The Duka brothers reportedly also loved firearms and target-range shooting. However, as they lamented repeatedly to the informants wearing live wires, their undocumented status prevented them from purchasing firearms legally on the open market.
After a year of working the Dukas, Mahmoud Omar, who’d presented himself as a connected businessman, offered to sell weapons at a fraction of the cost of retail. The brothers agreed, discussing with each other that they would register the weapons once their status changed.
On May 7, 2007, the date of the weapon transaction, they were arrested. An undocumented informant had sold undocumented targets guns, as part of what the government claimed was a criminal conspiracy to murder U.S. soldiers.
Though the evidence on the record explicitly states the brothers were purchasing the weapons for the gun range, all three are serving life sentences in three separate federal penitentiaries. Tony has five children. Eljvir has a daughter, who was born after his arrest.

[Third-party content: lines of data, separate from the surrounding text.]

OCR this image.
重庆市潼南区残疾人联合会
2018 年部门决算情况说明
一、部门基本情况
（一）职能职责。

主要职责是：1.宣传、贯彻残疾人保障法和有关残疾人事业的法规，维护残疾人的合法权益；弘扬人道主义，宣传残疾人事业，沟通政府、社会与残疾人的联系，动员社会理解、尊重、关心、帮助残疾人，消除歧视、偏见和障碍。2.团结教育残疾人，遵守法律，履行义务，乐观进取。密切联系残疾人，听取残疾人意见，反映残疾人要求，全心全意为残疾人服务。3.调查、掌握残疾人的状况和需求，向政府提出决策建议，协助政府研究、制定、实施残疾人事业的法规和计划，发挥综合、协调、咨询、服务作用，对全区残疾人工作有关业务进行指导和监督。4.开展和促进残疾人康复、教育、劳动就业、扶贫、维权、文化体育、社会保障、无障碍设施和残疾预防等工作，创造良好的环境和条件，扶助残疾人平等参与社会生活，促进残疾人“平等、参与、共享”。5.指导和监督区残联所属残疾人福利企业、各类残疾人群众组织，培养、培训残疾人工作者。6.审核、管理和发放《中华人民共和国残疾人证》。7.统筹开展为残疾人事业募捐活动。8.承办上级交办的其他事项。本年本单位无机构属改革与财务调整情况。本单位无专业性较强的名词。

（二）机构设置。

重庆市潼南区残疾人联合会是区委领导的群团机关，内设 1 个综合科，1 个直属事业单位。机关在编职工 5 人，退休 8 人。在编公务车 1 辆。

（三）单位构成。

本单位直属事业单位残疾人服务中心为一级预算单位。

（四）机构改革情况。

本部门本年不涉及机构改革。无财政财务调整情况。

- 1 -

The treatment of undocumented immigrants in the U.S. justice system is unjust. It does not align with the ideal of this country being a safe haven of ethnic and religious pluralism and opportunity.
Policymakers then need to work to make this ideal a reality, rather than continue the dehumanization of populations because they crossed a border without inspection or overstayed their visas.
The late Elie Wiesel, Holocaust survivor, author and Nobel Peace Prize recipient, reportedly told a group of U.S. immigrants, “You, who are so-called illegal alien, must know that no human being is illegal. That is a contradiction in terms. Human beings can be beautiful of more beautiful, they can be fat or skinny, they can be right or wrong, but illegal? How can a human being be illegal?”
That undocumented immigrants should be vilified for no other reason than a nationality they didn’t choose is irrational. Subjecting people to a separate legal code, penalizing them for the border they were born within, is irresponsible. Imploding families due to immigration status is inhumane.
This war on immigrants needs to end.
Huma Yasin is an attorney and co-founder of Facing Abuse in Community Environments (FACE). FACE is an idependent first line of defense for victims in the Muslim community experiencing abuse and neglect at the hands of religious leaders and the institutions protecting them. Yasin is also the author of the forthcoming book, Conspiracy: The True Story of the Fort Dix Five. She is a Public Voices Fellow through The OpEd Project.